枕投げに、プロレスごっこ、浴衣柔道選手権……あれほどはしゃぎまわっていたのに、夜市に出かけるころにはすっかり眠たくなっていて、露天に灯るほの明かりさえ、うるさいほどに感じられた。川上くんは重たい瞼をこすって、今は懐かしい使い捨てカメラで必死に写真を撮っていた。誰か大切な相手に、見せる約束をしているみたいだった。

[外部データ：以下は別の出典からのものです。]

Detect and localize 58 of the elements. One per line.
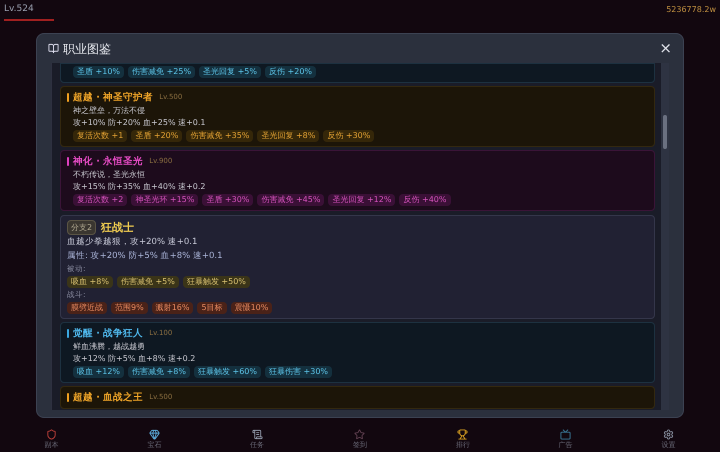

バスでトランプに誘ってくれた高井くんは、大振りの黒い木刀を買って、
「ゲツガテンショウ~!」
と叫んでいる。夜のせいか、異様に面白くて爆笑した。私はポーズの指示までして、彼の雄姿を写真に収めた。宿に戻ると布団にもぐって、懐中電灯の明かりでトランプをした。光が漏れていたのか、すぐに見回りの先生に見つかって、親の仇のように怒鳴られた。なぜ生徒が夜更しをしていただけで、この人はこんなにも本気で怒れるのか。私には(川上くんにも)まるで想像できない。やはり教師もプロフェッショナルなのだ。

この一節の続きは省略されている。